CEBS consults on its draft revised guidelines on stress testing


The revised guidelines draw on the experience supervisors have obtained by reviewing institutions’ stress tests. They are supplemented by a number of annexes focusing on the stress testing of specific risks as market risk, securitisation or credit risk.

The Committee of European Banking Supervisors (CEBS) today publishes the draft of its revised Guidelines on stress testing for consultation. The consultation is open to all interested parties, including supervised institutions and other market participants.
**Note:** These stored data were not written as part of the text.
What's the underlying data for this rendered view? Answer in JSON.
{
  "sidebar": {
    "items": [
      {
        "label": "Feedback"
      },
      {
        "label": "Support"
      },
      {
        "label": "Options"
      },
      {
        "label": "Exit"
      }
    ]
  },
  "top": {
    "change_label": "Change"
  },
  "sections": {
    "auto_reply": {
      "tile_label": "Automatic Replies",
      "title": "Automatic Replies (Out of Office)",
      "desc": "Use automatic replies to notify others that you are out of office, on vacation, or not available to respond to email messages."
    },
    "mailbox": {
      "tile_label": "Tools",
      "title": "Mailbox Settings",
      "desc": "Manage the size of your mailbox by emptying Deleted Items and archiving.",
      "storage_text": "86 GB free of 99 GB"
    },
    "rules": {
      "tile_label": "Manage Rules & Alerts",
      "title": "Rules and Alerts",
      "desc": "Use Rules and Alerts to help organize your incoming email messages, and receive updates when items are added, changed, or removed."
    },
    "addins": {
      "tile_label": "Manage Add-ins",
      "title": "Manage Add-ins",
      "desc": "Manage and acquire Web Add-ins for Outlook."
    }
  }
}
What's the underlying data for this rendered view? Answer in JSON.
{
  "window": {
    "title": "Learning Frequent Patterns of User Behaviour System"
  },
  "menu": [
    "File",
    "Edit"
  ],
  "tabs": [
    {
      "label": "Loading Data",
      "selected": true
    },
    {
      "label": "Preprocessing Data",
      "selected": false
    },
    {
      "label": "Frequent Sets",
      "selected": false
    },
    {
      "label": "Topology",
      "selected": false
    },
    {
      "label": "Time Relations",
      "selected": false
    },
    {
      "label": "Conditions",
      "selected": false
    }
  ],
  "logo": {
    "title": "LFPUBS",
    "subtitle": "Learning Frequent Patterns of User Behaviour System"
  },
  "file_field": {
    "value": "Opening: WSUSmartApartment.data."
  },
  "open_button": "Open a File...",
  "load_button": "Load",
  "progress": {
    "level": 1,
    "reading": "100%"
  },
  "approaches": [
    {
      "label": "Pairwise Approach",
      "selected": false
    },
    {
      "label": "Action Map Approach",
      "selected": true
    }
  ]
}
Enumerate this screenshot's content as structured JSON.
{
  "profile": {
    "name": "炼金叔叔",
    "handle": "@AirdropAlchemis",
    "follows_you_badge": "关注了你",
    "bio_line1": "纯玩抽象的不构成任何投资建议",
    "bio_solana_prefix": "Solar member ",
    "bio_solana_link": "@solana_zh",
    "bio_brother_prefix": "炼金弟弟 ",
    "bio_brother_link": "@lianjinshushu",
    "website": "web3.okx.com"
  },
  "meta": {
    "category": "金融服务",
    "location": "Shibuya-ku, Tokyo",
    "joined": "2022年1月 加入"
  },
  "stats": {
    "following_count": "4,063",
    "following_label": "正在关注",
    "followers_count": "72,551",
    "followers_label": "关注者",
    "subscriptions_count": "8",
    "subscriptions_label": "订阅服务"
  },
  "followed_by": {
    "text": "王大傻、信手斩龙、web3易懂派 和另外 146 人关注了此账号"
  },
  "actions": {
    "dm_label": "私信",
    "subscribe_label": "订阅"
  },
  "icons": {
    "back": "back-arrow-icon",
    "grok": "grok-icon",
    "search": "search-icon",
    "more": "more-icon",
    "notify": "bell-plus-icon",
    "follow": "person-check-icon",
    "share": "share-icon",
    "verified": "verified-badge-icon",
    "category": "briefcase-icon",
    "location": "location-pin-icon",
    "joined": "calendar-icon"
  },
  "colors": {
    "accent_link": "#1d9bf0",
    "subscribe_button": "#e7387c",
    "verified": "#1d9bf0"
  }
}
The revised guidelines update the Guidelines on Technical Aspects of Stress Testing under the Supervisory Review Process published on 14 December 2006 and complement the principles set out in CEBS’s Guidelines on the Application of the Supervisory Review Process under Pillar 2.
 
The revised guidelines draw on the experience that supervisors have obtained by reviewing institutions’ stress tests in recent years, and take account of the revised principles for sound stress testing practices and supervision published by the Basel Committee of Banking Supervision (BCBS).

Given the experience gathered during the financial crisis, the guidelines are designed to assist institutions and supervisors in achieving robust, methodologically sound outputs that are effective in identifying risks and their potential mitigants during stressed conditions and their overall impact on an institution.

The guidelines aim to assist institutions in designing and implementing stress-testing programmes with a robust governance structure, meaningful senior management engagement and an effective infrastructure, including information technology, data handling and skilled human resources. The revised guidelines also provide assistance to supervisors in their assessments of institutions’ stress testing. It is intended that the guidelines should be implemented by institutions proportionately, having regard to the nature, scale, and complexity of the activities of the institution concerned.

The revised guidelines are designed to be as practical as possible and aim to identify the relevant 'building blocks' in an effective stress testing programme.


The revised guidelines are supplemented by a number of annexes that focus on the stress testing of specific risks (market risk, securitisation, credit risk, operational risk, interest rate risk in the banking book and concentration risk).

Deadline for comments is 31 March 2010.

A public hearing will be held on 10 March 2010 at CEBS’s premises in London, from 10:00 to 13:00 to allow interested parties to share their views with CEBS.